Não pelo fato do peruano desmerecer a quantia (merece), mas porque o clube, quebrado financeiramente, não pode pagar.

Mas há a necessidade, porém, de destacar quem, de fato, a contragosto do presidente Roberto “da Nova” Andrade, bateu o pé e ordenou a não renovação.

Trata-se do diretor financeiro Emerson Piovesan, que, no mesmo dia do anuncio que o clube não gastaria mais do que poderia pagar, de maneira sincera, deixou claro que as contas herdadas das gestões Andres Sanches e Mario Gobbi são muito piores (em volume e condição de pagar) do que as deixadas por Alberto Dualib.

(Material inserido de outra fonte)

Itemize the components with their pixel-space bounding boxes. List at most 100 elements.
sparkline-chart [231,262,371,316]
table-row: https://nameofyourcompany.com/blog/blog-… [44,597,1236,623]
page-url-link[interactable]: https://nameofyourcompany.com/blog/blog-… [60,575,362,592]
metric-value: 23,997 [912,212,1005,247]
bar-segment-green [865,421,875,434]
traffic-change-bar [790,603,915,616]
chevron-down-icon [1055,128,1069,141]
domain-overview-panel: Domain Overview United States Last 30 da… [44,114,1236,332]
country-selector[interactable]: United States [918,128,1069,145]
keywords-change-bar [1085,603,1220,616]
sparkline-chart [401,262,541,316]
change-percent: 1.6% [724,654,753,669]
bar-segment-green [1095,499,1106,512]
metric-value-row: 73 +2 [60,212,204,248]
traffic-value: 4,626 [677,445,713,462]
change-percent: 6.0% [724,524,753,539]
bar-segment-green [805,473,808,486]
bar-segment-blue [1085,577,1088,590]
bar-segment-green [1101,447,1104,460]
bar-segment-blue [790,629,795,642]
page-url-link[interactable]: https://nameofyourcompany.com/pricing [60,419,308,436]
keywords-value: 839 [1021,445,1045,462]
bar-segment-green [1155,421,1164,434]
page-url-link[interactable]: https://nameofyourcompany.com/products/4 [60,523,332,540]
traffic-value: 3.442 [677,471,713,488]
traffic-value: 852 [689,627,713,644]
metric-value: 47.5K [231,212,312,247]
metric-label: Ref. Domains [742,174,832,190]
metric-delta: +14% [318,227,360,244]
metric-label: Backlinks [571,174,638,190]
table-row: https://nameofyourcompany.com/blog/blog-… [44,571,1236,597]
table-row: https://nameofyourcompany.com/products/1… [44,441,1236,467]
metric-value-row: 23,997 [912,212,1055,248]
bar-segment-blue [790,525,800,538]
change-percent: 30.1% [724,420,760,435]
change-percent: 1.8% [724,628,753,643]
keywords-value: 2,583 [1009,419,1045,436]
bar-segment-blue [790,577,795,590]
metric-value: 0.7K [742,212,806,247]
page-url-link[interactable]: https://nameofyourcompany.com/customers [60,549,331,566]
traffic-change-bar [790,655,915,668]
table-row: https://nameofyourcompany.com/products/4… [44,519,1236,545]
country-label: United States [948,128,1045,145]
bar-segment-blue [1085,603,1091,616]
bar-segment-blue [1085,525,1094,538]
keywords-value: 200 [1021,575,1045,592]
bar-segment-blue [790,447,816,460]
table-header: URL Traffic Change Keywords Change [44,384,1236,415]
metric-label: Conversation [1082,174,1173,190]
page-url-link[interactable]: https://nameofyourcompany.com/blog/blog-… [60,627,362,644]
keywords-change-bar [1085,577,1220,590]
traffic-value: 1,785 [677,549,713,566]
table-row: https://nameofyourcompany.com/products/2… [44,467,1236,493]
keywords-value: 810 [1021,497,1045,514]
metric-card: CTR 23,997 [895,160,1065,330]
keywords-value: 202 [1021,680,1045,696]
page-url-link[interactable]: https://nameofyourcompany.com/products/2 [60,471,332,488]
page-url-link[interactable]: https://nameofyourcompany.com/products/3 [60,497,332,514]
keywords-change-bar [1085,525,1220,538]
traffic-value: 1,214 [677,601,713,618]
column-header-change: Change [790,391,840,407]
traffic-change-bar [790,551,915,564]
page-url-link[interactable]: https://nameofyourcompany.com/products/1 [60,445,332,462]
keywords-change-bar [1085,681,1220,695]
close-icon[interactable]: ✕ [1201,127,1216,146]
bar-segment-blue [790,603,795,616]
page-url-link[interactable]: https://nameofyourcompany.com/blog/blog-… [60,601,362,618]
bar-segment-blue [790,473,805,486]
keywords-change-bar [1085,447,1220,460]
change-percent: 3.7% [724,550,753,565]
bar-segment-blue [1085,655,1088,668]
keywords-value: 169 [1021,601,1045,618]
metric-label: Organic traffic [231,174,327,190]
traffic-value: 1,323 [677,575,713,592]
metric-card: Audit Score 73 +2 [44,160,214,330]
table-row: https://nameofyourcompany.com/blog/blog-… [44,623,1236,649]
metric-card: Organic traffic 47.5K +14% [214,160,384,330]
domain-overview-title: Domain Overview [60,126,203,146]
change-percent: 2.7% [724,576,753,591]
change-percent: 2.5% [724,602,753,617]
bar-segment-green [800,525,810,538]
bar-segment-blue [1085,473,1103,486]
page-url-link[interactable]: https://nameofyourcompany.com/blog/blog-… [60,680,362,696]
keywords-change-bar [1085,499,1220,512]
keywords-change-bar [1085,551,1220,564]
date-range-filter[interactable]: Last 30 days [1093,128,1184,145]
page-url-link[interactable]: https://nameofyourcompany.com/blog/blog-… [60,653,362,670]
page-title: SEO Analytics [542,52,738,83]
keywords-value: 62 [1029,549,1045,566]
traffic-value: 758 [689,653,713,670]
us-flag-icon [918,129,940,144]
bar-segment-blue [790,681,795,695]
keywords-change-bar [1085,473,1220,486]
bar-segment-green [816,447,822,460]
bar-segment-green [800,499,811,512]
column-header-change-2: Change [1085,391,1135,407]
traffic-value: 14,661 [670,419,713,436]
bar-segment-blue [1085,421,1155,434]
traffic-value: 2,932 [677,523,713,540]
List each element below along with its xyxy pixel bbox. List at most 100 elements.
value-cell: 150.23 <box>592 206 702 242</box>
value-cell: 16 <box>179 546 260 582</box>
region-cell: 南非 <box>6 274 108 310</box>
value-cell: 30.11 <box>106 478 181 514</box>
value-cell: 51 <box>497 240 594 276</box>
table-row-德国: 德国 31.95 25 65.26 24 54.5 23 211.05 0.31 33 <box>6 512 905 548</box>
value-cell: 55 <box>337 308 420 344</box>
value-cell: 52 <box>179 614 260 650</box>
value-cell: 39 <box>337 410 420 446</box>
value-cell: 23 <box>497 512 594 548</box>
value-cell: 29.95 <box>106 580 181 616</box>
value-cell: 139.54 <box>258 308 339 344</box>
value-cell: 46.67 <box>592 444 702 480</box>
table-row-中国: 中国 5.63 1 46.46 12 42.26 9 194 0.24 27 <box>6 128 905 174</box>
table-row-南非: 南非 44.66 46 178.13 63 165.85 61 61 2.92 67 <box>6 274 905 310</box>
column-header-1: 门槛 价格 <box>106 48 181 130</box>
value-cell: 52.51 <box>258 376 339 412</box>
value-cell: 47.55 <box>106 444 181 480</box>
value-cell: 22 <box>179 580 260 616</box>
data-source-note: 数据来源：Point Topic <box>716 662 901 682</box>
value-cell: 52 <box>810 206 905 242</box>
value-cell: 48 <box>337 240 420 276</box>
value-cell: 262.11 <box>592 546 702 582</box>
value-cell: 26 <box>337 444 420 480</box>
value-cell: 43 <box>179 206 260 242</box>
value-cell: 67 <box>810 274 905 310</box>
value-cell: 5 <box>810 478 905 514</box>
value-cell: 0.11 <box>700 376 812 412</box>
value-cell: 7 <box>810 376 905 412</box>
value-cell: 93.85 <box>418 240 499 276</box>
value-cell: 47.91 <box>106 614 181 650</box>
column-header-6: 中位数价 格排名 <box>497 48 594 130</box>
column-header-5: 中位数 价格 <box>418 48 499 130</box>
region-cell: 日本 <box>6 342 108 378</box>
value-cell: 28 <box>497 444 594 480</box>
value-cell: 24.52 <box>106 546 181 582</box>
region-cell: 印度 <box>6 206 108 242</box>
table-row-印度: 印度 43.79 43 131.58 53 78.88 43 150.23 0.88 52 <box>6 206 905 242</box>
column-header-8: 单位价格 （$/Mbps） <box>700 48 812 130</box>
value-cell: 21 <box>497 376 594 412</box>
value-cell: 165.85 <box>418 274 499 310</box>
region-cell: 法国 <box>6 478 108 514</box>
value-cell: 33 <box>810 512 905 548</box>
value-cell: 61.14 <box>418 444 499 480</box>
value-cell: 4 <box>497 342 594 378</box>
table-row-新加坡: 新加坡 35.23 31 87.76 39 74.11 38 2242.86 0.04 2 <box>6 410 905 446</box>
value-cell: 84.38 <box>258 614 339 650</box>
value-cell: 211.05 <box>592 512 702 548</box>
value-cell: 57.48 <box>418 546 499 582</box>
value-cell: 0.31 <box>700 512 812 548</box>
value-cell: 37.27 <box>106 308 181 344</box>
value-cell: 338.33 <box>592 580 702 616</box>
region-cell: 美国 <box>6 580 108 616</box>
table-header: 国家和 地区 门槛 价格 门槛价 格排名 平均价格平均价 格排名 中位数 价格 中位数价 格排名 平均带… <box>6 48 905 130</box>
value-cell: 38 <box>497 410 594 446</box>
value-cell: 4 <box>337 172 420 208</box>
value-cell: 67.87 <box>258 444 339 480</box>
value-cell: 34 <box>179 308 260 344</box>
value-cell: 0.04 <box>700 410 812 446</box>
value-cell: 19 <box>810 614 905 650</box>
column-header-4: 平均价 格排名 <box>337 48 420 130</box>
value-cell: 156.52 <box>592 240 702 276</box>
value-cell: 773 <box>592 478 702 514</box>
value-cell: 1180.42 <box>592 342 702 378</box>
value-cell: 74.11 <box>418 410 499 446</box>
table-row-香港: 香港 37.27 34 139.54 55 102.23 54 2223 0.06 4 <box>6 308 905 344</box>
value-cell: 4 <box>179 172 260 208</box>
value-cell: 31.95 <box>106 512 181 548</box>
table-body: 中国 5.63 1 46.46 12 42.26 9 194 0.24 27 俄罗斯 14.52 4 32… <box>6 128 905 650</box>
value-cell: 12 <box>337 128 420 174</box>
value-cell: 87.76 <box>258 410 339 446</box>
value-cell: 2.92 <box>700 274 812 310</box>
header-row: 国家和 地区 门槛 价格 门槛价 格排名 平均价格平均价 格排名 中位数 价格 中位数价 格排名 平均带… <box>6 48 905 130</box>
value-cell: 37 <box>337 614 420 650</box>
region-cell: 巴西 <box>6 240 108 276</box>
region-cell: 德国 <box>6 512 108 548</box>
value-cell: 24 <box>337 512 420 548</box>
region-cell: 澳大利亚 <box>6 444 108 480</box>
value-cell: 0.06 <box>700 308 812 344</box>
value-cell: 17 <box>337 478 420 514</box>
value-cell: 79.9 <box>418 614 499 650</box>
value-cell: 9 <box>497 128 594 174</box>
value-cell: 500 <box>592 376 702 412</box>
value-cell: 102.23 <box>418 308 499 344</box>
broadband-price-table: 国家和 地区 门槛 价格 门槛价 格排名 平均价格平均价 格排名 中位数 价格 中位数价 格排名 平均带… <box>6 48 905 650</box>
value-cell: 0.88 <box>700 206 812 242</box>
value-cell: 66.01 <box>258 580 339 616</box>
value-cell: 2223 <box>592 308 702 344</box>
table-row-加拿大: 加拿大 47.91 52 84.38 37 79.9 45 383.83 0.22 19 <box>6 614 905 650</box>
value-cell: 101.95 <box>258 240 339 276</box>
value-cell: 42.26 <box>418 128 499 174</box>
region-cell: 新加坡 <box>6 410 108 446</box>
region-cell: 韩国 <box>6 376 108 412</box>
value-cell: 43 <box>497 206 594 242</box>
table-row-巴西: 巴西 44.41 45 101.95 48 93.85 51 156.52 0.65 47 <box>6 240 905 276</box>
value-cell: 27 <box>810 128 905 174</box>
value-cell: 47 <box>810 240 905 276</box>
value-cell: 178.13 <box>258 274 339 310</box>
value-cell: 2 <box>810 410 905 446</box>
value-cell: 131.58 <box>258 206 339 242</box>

Vale lembrar que tanto o atual presidente do Corinthians, como seus antecessores, em 2007, subscreveram manifesto demonizando a dívida da gestão Dualib (que, sem contar o estádio, era dez vezes menor do que a atual – produzida em apenas sete anos), tratando-a como “impagável”.

Voltando ao assunto “Guerrero”, Roberto Andrade, em ato irresponsável, prometeu ao jogador (e também a torcedores e associados do clube) que a renovação era garantida, embasado em hábitos de rolamento de dívidas, que Piovesan, de maneira correta, assim que assumiu a direção financeira, tratou de cortar.

Se estivesse “solto” na gestão, e menos amedrontado (a situação política e criminal do mentor Andres Sanches tem criado insegurança), o atual presidente alvinegro repetiria as atitudes que iniciaram seu mandato, onerando o clube em R$ 24 milhões anuais apenas para o pagamento de três jogadores que pouco acrescentam (Vagner Love, Cristian e Edu Dracena), sem contar o legado que já havia deixado enquanto ocupou, desastrosamente, a pasta do futebol, em que atletas como Rodriguinho e Pato (este um escândalo, por absurdos R$ 40 milhões – sem contar os vencimentos mensais) ajudaram a enterrar ainda mais as finanças alvinegras.

Desta vez, porém, diferentemente do permissivo (e agora “arrependido” de ocasião) responsável anterior pelo Caixa alvinegro, Raul Corrêa da Silva, com quem cometeu, ao lado de Andres Sanches e André Negão, crime fiscal imperdoável (elevando a dívida ainda mais), Roberto “da Nova” encontrou um freio, que obedece mais por desespero do que desejo de fazer as coisas de maneira diferente.

A dívida do Corinthians, quase R$ 400 milhões (sem contar a condenação no CARF, que elevará o montante a quase R$ 800 milhões), além de R$ 1,2 bilhão do estádio, que nas condições acertadas por Andres Sanches (R$ 5 milhões mensais em 2015, e, a partir de 2016. R$ 10 milhões), inviável de ser sanada, somente não está ainda pior pela ação profissional de Emerson Piovesan.